The sandboxed environment restricts access to host filesystem paths, meaning tools that
previously accessed files using absolute paths (for example,
/home/cdsw/my-project/data.csv) or traversed the CML project directory
structure will no longer function.
To resolve this issue, tools are required to utilize the /workflow_data
directory, which is a read-only mount point containing project files.
Old Approach (Now Obsolete):
import pandas as pd
import os
def run_tool(config, args):
# ❌ This will fail - absolute paths outside sandbox are inaccessible
file_path = "/home/cdsw/my-project/data/input.csv"
df = pd.read_csv(file_path)
# ❌ This will also fail - cannot traverse project directory
project_root = "/home/cdsw/my-project"
for root, dirs, files in os.walk(project_root):
# Process files...
pass
# Process data
result = df.groupby('category').sum()
# ❌ This will fail - cannot write outside /workspace
output_file = "/home/cdsw/my-project/data/output.json"
with open(output_file, 'w') as f:
json.dump(result.to_dict(), f)
After (New Approach -
Required):
import pandas as pd
import json
import os
def run_tool(config, args):
# ✅ Get workflow data directory from environment variable
workflow_data_dir = os.environ.get('WORKFLOW_DATA_DIRECTORY', '/workflow_data')
# ✅ Access project files from workflow data directory
input_file = os.path.join(workflow_data_dir, 'data', 'input.csv')
if not os.path.exists(input_file):
return {
"status": "error",
"message": f"Input file not found at {input_file}. "
f"Please ensure the file is in the workflow_data directory."
}
df = pd.read_csv(input_file)
# ✅ List files in workflow_data directory (replaces os.walk on project root)

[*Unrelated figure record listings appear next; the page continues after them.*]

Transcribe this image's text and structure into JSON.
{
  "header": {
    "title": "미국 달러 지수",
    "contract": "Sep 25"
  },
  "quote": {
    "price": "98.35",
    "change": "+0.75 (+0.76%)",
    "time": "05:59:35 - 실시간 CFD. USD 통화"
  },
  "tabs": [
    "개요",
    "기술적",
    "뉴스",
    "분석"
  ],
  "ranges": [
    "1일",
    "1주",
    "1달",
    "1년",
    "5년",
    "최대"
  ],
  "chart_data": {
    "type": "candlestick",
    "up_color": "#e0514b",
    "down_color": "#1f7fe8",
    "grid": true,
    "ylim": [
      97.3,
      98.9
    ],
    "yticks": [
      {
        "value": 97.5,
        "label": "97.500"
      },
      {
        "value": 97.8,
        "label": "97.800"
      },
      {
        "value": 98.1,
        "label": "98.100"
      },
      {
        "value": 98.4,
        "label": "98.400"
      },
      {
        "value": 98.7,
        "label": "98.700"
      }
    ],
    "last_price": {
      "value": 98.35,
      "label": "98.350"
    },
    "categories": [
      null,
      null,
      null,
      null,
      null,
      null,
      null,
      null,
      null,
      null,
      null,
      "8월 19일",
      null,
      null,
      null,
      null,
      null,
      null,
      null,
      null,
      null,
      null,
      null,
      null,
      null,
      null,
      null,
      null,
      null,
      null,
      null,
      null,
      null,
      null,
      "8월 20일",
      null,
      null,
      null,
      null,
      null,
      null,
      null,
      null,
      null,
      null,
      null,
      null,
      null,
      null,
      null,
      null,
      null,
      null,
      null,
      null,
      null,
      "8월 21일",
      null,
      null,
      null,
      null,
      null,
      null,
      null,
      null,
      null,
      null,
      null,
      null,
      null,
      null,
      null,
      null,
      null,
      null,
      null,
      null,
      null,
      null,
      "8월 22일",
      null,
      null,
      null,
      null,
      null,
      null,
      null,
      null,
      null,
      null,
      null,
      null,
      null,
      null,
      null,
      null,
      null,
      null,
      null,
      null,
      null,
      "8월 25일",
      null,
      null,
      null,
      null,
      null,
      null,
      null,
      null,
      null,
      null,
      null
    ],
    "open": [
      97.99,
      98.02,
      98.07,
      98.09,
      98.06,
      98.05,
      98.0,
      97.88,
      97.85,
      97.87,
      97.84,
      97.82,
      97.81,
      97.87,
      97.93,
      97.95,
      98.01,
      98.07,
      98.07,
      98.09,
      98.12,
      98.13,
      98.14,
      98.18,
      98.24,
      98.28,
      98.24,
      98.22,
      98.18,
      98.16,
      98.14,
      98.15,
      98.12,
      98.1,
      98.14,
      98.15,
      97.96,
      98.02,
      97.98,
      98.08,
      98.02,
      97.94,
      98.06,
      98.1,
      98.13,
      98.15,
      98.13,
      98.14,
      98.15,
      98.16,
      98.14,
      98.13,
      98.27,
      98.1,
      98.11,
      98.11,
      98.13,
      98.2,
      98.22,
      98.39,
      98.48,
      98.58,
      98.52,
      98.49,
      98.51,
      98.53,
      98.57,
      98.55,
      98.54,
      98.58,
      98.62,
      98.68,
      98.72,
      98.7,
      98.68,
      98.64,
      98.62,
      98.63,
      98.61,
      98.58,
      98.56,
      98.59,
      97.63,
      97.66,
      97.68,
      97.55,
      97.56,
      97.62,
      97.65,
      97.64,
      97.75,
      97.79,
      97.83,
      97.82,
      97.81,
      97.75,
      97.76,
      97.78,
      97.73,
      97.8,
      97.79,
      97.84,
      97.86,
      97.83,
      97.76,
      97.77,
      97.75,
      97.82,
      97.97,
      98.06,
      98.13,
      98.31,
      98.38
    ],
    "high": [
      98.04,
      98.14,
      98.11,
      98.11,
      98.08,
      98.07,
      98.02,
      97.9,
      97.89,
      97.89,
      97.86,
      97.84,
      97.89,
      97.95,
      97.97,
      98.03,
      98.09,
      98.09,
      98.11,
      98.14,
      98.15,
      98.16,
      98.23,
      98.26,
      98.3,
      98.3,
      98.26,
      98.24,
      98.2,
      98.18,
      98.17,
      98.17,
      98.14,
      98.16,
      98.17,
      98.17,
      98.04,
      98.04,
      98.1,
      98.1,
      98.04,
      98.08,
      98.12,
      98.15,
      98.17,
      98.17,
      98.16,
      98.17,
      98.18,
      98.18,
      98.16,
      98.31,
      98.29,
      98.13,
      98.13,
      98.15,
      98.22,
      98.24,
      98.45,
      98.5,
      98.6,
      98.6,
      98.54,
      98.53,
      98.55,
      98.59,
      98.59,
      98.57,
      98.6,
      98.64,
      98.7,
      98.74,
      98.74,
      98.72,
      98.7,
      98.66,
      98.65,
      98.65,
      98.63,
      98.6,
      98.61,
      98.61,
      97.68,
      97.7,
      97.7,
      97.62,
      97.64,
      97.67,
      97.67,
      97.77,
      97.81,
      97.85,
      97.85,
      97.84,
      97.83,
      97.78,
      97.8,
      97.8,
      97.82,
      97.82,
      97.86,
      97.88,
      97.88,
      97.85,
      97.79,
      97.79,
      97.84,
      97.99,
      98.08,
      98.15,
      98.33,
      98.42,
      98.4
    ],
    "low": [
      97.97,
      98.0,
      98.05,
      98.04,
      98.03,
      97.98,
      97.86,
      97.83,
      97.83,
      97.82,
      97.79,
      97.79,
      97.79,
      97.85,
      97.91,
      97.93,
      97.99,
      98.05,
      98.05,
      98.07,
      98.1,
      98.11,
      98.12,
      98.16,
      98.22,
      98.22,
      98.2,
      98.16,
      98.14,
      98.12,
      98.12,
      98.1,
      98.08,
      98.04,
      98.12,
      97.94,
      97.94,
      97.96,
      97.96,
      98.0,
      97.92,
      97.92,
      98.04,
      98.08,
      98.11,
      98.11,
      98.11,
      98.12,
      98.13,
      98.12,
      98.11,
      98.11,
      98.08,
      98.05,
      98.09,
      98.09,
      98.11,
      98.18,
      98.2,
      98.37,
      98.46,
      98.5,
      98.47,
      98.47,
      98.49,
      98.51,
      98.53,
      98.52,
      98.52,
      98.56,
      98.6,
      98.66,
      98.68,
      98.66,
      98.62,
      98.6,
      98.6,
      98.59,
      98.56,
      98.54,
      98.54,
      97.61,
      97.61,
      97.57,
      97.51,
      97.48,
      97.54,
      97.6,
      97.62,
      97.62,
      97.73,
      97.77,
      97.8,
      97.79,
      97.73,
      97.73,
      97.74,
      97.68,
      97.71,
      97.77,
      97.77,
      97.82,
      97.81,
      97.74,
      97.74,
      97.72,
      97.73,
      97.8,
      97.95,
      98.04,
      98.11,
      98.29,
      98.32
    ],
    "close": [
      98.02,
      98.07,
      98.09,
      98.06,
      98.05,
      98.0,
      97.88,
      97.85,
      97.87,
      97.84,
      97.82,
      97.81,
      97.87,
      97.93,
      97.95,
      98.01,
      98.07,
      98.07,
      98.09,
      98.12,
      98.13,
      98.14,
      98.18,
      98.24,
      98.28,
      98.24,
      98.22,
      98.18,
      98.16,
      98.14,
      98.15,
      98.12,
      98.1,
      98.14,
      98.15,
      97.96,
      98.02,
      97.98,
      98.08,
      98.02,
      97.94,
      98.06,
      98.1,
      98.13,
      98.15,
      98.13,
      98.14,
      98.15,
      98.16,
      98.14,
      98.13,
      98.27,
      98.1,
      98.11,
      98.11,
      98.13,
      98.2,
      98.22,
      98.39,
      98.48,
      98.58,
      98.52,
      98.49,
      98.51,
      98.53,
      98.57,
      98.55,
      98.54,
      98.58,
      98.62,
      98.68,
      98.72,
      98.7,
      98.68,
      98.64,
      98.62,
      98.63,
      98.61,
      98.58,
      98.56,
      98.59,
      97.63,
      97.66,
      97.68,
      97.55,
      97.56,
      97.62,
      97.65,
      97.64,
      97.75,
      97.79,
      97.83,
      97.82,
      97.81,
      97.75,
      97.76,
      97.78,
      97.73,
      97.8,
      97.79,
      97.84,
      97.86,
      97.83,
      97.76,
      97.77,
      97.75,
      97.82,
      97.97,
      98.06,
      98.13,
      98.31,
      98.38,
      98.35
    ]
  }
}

if os.path.exists(workflow_data_dir):
project_files = []
for root, dirs, filenames in os.walk(workflow_data_dir):
for filename in filenames:
rel_path = os.path.relpath(os.path.join(root, filename), workflow_data_dir)
project_files.append(rel_path)
print(f"Available project files: {project_files}")
# Process data
result = df.groupby('category').sum()
# ✅ Get session directory for writing output files
session_dir = os.environ.get('SESSION_DIRECTORY', '/workspace')
output_file = os.path.join(session_dir, 'output.json')
with open(output_file, 'w') as f:
json.dump(result.to_dict(), f)
return {
"status": "success",
"message": f"Processing complete. Output saved to {output_file}"
}
Example Workflow Template
The Talk to your SQLite Database workflow template is designed to
illustrate secure practices for working with SQLite database files.
Core Principle: This
template emphasizes the correct method for sandboxed tool execution to access project files. By
using the workflow data directory (/workflow_data) and the
WORKFLOW_DATA_DIRECTORY environment variable, rather than relying on
absolute CML project paths.
Key Demonstrations of the Template:
Workflow Data Directory Access: Shows how tools read SQLite database files from the
designated, read-only workflow data directory.
File Lifecycle: Demonstrates the secure process of uploading database files to the workflow
data directory and subsequently accessing them within sandboxed tools.